Back then, in the great spate of US urban riots after Watts, there was open talk of war as the rioters were reported to have taken up the cry of "Burn, Baby, Burn". The National Guard was called in. Nervous and untrained, they shot at anyone carrying goods from a shop, including 10-year-old kids.

Here there has been equal talk of calling in the army and if that hasn't happened (nor is likely to) the Prime Minister has still talked of a "fightback under way", as if he were Churchill pronouncing on a German invasion. Vigilante groups have been formed, just as they were in LA, to protect property from arson and robbery. Inter-ethnic tensions were stoked.

In the end, the blacks of Watts never did fan out to invade the white districts. To that extent it wasn't the race riot that everybody at the time feared. After four days, the deaths of 34, over 1,000 injured and 3,438 arrested, a riot which had started with the arrest of a black man for drink driving burned itself out – only for it to be repeated over the next few summers in most of the major cities of the United States.

It's hard to see the violence of the last week across Britain as anything very different. There isn't the same straight racial character to the outbreaks which have occurred in the last few days – although a surprising number of ordinary people seem to believe there is. But all the accusations of "mindless violence", "feral kids" and "social breakdown" – in 1965 the LA police chief didn't improve matters by calling them "monkeys in the zoo" – are pretty much the same. If law and order breaks down, then people take advantage to take what they can. You only have to look at Baghdad after the invasion to see that.

And the rioting tends to exhaust itself when the young have enjoyed the pleasures of destruction and theft, as much as because of the restoration of order by the police.

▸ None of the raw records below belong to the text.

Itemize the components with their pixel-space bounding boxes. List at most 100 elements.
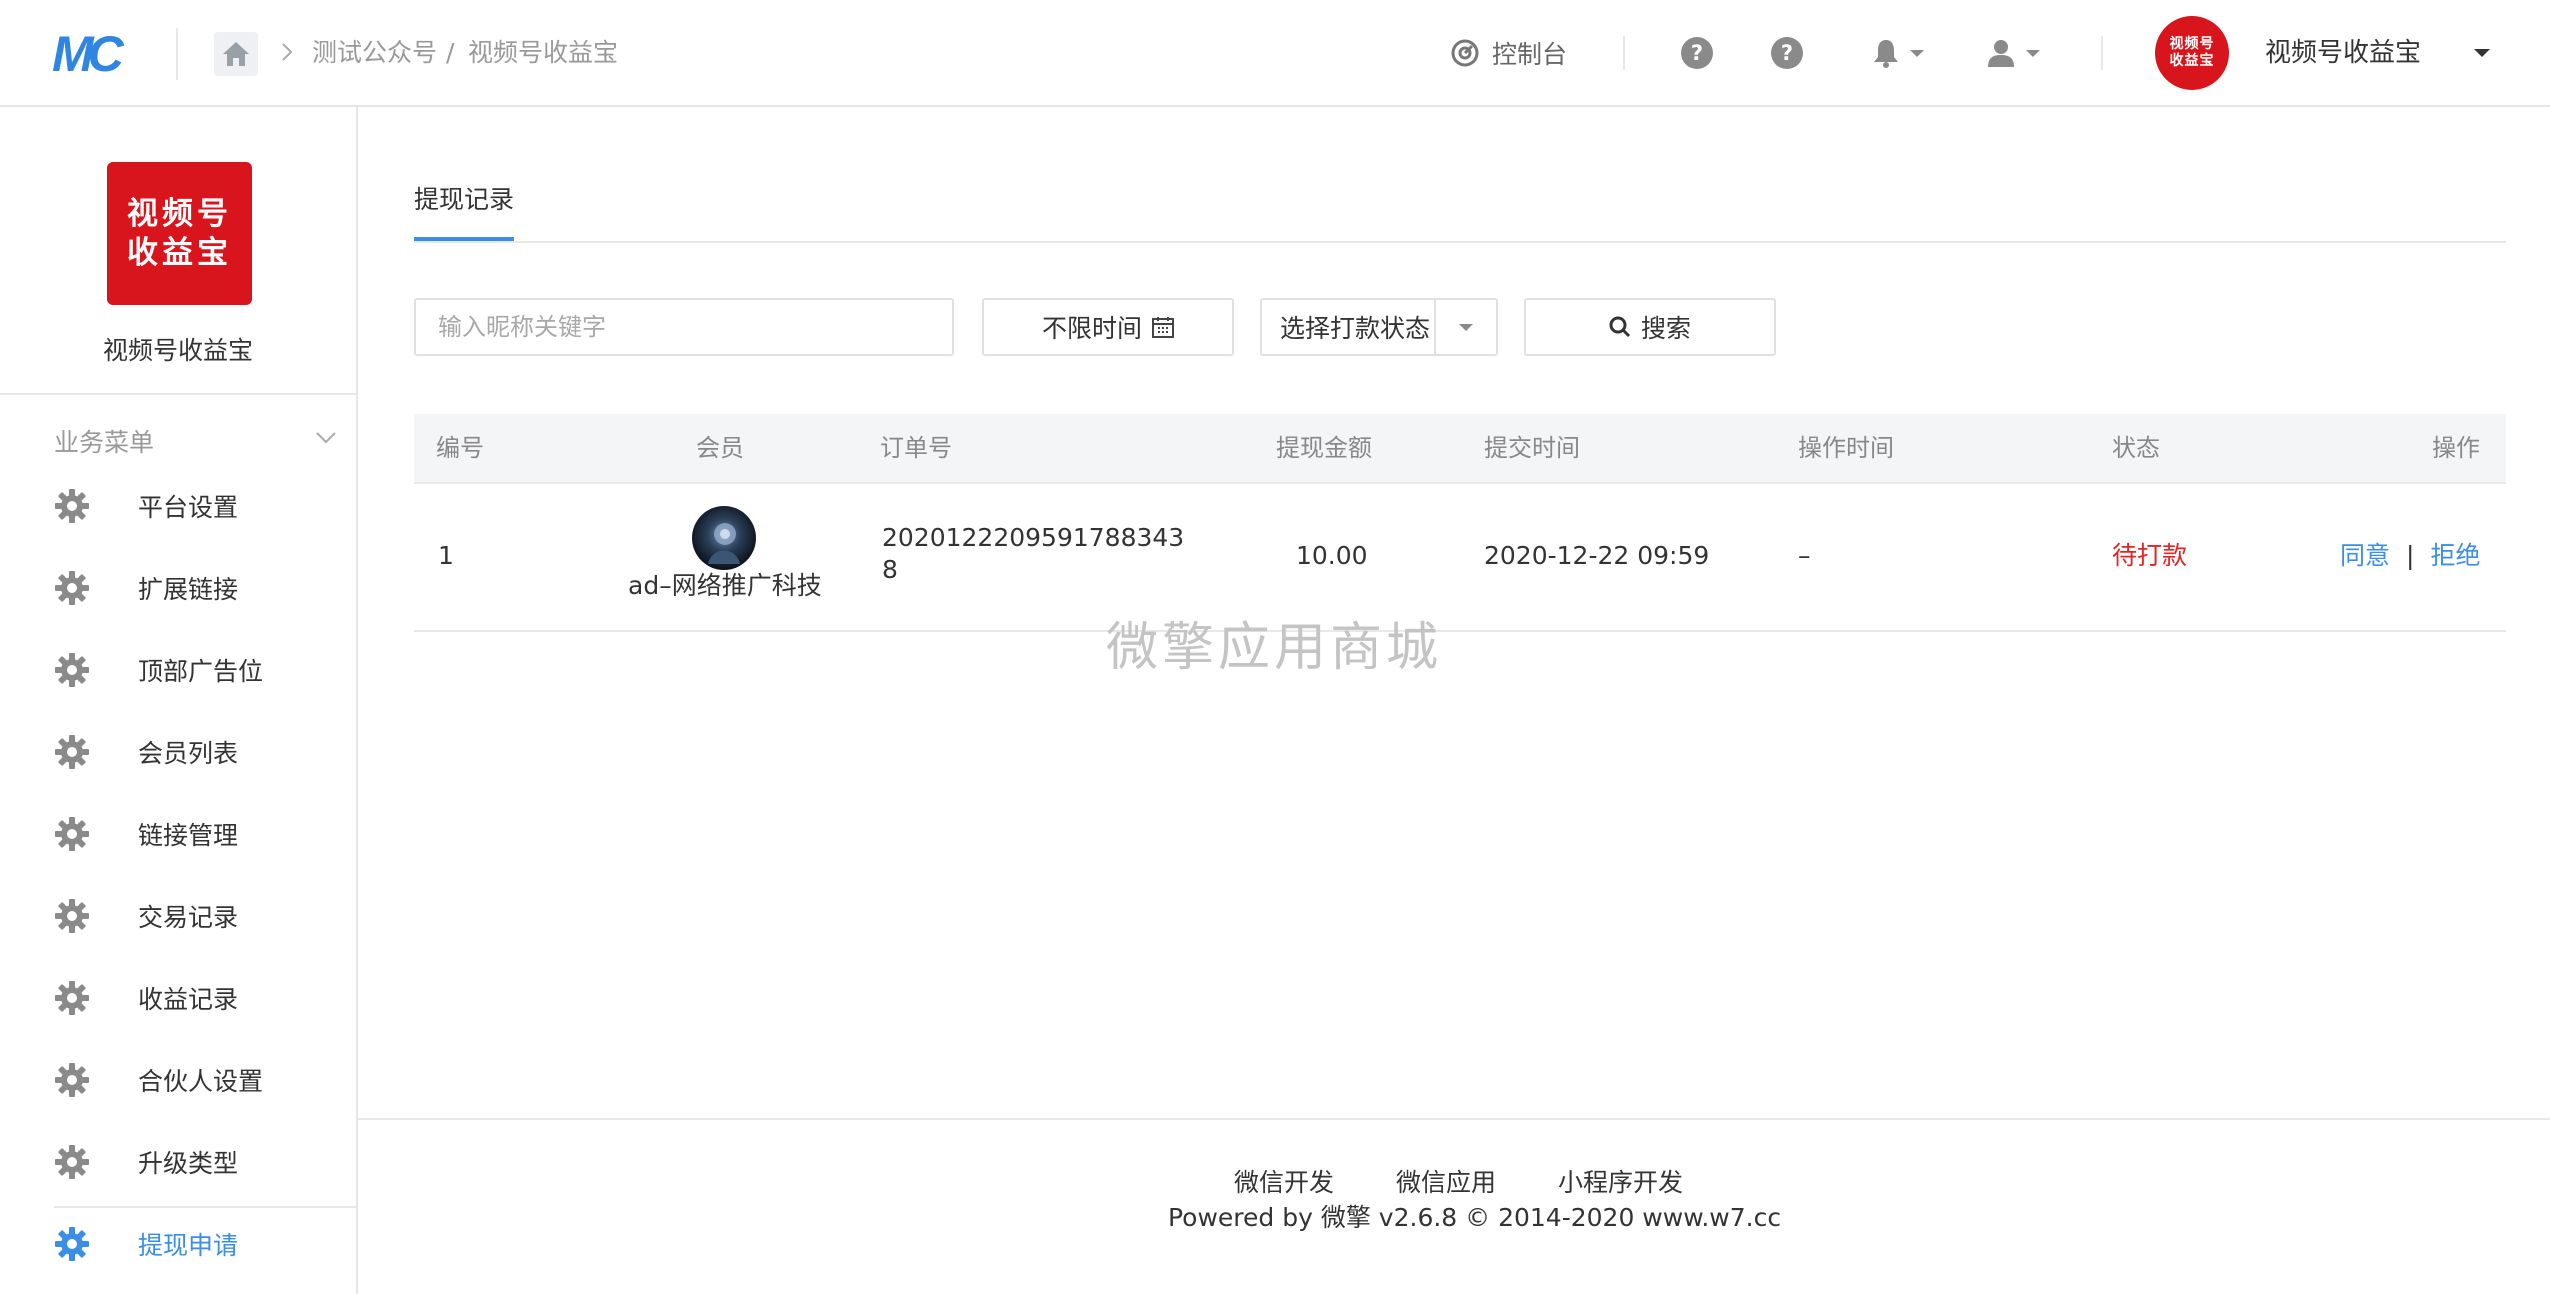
footer-link-wechat-apps[interactable]: 微信应用	[1396, 1163, 1496, 1199]
breadcrumb-separator: /	[446, 38, 455, 67]
submit-time: 2020-12-22 09:59	[1484, 541, 1710, 570]
sidebar-item-label: 收益记录	[138, 985, 239, 1014]
notifications-dropdown[interactable]	[1872, 33, 1924, 73]
operation-time: –	[1798, 541, 1811, 570]
account-dropdown-toggle[interactable]	[2464, 33, 2490, 73]
row-actions: 同意 | 拒绝	[2340, 540, 2480, 572]
time-range-picker[interactable]: 不限时间	[982, 298, 1234, 356]
app-name: 视频号收益宝	[102, 336, 253, 365]
home-icon	[223, 42, 249, 66]
agree-link[interactable]: 同意	[2340, 541, 2390, 570]
svg-text:MC: MC	[52, 28, 125, 78]
sidebar-item-earnings-records[interactable]: 收益记录	[54, 968, 356, 1028]
status-dropdown-toggle[interactable]	[1434, 300, 1496, 354]
avatar-image	[708, 523, 740, 564]
col-amount: 提现金额	[1276, 434, 1372, 462]
col-status: 状态	[2112, 434, 2160, 462]
account-avatar[interactable]: 视频号 收益宝	[2155, 16, 2229, 90]
gear-icon	[54, 980, 90, 1016]
caret-down-icon	[1459, 323, 1473, 331]
sidebar-item-transaction-records[interactable]: 交易记录	[54, 886, 356, 946]
gear-icon	[54, 734, 90, 770]
account-name[interactable]: 视频号收益宝	[2265, 33, 2421, 73]
nickname-search-input[interactable]	[414, 298, 954, 356]
breadcrumb-app[interactable]: 视频号收益宝	[468, 33, 618, 73]
col-order-no: 订单号	[880, 434, 952, 462]
logo-divider	[176, 28, 178, 80]
table-row: 1 ad–网络推广科技 2020122209591788343 8 10.00 …	[414, 484, 2506, 632]
copyright: Powered by 微擎 v2.6.8 © 2014-2020 www.w7.…	[1168, 1203, 1782, 1232]
sidebar-item-link-management[interactable]: 链接管理	[54, 804, 356, 864]
sidebar-item-label: 平台设置	[138, 493, 239, 522]
sidebar-item-partner-settings[interactable]: 合伙人设置	[54, 1050, 356, 1110]
sidebar-item-label: 链接管理	[138, 821, 239, 850]
footer-link-miniprogram-dev[interactable]: 小程序开发	[1558, 1163, 1683, 1199]
gear-icon	[54, 570, 90, 606]
withdraw-amount: 10.00	[1296, 541, 1368, 570]
user-dropdown[interactable]	[1986, 33, 2040, 73]
sidebar-item-upgrade-types[interactable]: 升级类型	[54, 1132, 356, 1192]
sidebar-item-label: 合伙人设置	[138, 1067, 264, 1096]
gear-icon	[54, 898, 90, 934]
sidebar-item-label: 顶部广告位	[138, 657, 264, 686]
gear-icon	[54, 652, 90, 688]
help-button-2[interactable]: ?	[1771, 33, 1803, 73]
member-name: ad–网络推广科技	[628, 571, 822, 600]
action-separator: |	[2406, 541, 2415, 570]
footer-link-wechat-dev[interactable]: 微信开发	[1234, 1163, 1334, 1199]
console-label: 控制台	[1492, 40, 1568, 69]
gear-icon	[54, 488, 90, 524]
tab-withdraw-records[interactable]: 提现记录	[414, 180, 514, 220]
payment-status-select[interactable]: 选择打款状态	[1260, 298, 1498, 356]
we7-logo[interactable]: MC	[52, 28, 142, 78]
sidebar-item-label: 扩展链接	[138, 575, 239, 604]
app-logo: 视频号 收益宝	[107, 162, 252, 305]
col-member: 会员	[696, 434, 744, 462]
sidebar-item-label: 升级类型	[138, 1149, 239, 1178]
help-icon: ?	[1681, 37, 1713, 69]
sidebar-item-label: 会员列表	[138, 739, 239, 768]
caret-down-icon	[2474, 49, 2490, 57]
sidebar-item-top-ad-slot[interactable]: 顶部广告位	[54, 640, 356, 700]
order-no-line2: 8	[882, 555, 898, 584]
reject-link[interactable]: 拒绝	[2430, 541, 2480, 570]
home-button[interactable]	[214, 32, 258, 76]
top-navbar: MC 测试公众号 / 视频号收益宝 控制台 ? ? 视频号 收益宝 视频号收益宝	[0, 0, 2550, 107]
search-icon	[1609, 316, 1631, 338]
user-icon	[1988, 40, 2014, 67]
col-actions: 操作	[2432, 434, 2480, 462]
member-avatar	[692, 506, 756, 570]
help-button[interactable]: ?	[1681, 33, 1713, 73]
dashboard-icon	[1451, 39, 1479, 67]
watermark: 微擎应用商城	[1106, 618, 1443, 678]
footer-links: 微信开发 微信应用 小程序开发	[1234, 1163, 1745, 1199]
sidebar-item-withdraw-requests[interactable]: 提现申请	[54, 1206, 356, 1274]
sidebar-item-member-list[interactable]: 会员列表	[54, 722, 356, 782]
col-id: 编号	[436, 434, 484, 462]
chevron-down-icon[interactable]	[314, 425, 338, 449]
payment-status-label: 选择打款状态	[1280, 314, 1431, 343]
footer-divider	[358, 1118, 2550, 1120]
gear-icon	[54, 816, 90, 852]
chevron-down-icon	[1910, 49, 1924, 57]
search-button[interactable]: 搜索	[1524, 298, 1776, 356]
question-icon: ?	[1771, 37, 1803, 69]
tab-divider	[414, 241, 2506, 243]
status-badge: 待打款	[2112, 541, 2188, 570]
row-id: 1	[438, 541, 454, 570]
sidebar: 视频号 收益宝 视频号收益宝 业务菜单 平台设置扩展链接顶部广告位会员列表链接管…	[0, 107, 358, 1294]
header-divider	[2101, 36, 2103, 70]
calendar-icon	[1152, 317, 1174, 338]
time-range-label: 不限时间	[1041, 314, 1142, 343]
sidebar-item-label: 提现申请	[138, 1231, 239, 1260]
console-link[interactable]: 控制台	[1450, 33, 1567, 73]
sidebar-item-extension-links[interactable]: 扩展链接	[54, 558, 356, 618]
table-header: 编号 会员 订单号 提现金额 提交时间 操作时间 状态 操作	[414, 414, 2506, 484]
sidebar-item-label: 交易记录	[138, 903, 239, 932]
menu-section-title[interactable]: 业务菜单	[54, 423, 154, 459]
header-divider	[1623, 36, 1625, 70]
sidebar-item-platform-settings[interactable]: 平台设置	[54, 476, 356, 536]
bell-icon	[1874, 40, 1898, 68]
breadcrumb-account[interactable]: 测试公众号	[312, 33, 437, 73]
gear-icon	[54, 1144, 90, 1180]
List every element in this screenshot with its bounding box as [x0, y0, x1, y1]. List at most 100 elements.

Authorities talk tough. They need to, for their own sake. But most of those participating in these crimes do it for a short burst of elation, rather than any longer term plan for a transfer of wealth.

What does matter are the consequences. The Watts riots led to an intense bout of soul-searching in America and a good deal of action led by President Lyndon Johnson (a good liberal on these matters) to improve conditions for the dispossessed. Some of it did good, although the harsh truth of post-Watts America was that it was drugs which enabled society to ignore the ghettos once more by providing a form of local economic activity and justifying a police clampdown. The gap between rich and poor, meanwhile, went on rising remorselessly. And in Britain? The rhetoric, it has to be said, has so far been almost entirely on the lines of suppression, rather than reconstruction. In all the statements of ministers and the London Mayor, there has been virtually no mention of communities and talking with them, only of cracking down on wrong-doers. Humiliated by the ability of the rioters to circumvent them and appalled by the pictures of open theft on the screen, the government and the police have outdone themselves in talk of tracking down every last perpetrator. A country which always valued property above human life is, one fears, about to take full and relentless revenge, with the Olympic Games used as the excuse – a vainglorious tail that now wags the London dog.

Yet Britain is not nearly as divided, or as frightening, a country as America. Sink estates exist side by side with posher streets. Gated communities are still the exception, rather than the rule. Any reconciliation has to be carried out by building community relations between the underclass and their neighbours. The one advantage that the authorities have now – unless they want to throw it away in an orgy of punishment – is that the local communities are as appalled by what has happened as the Government is.

In Watts, many of the inhabitants, while deploring the motives, sympathised with the frustration. In Britain, where the looters have largely been made up of the young, there is a lot less sympathy.

Only a few weeks ago people were proclaiming the virtues of social networks for the part they were playing in getting protesters out onto the streets of Syria and Egypt. Now they are being condemned for their part in helping organise the looting in Britain.

The contrast between use and purpose could hardly be more depressing.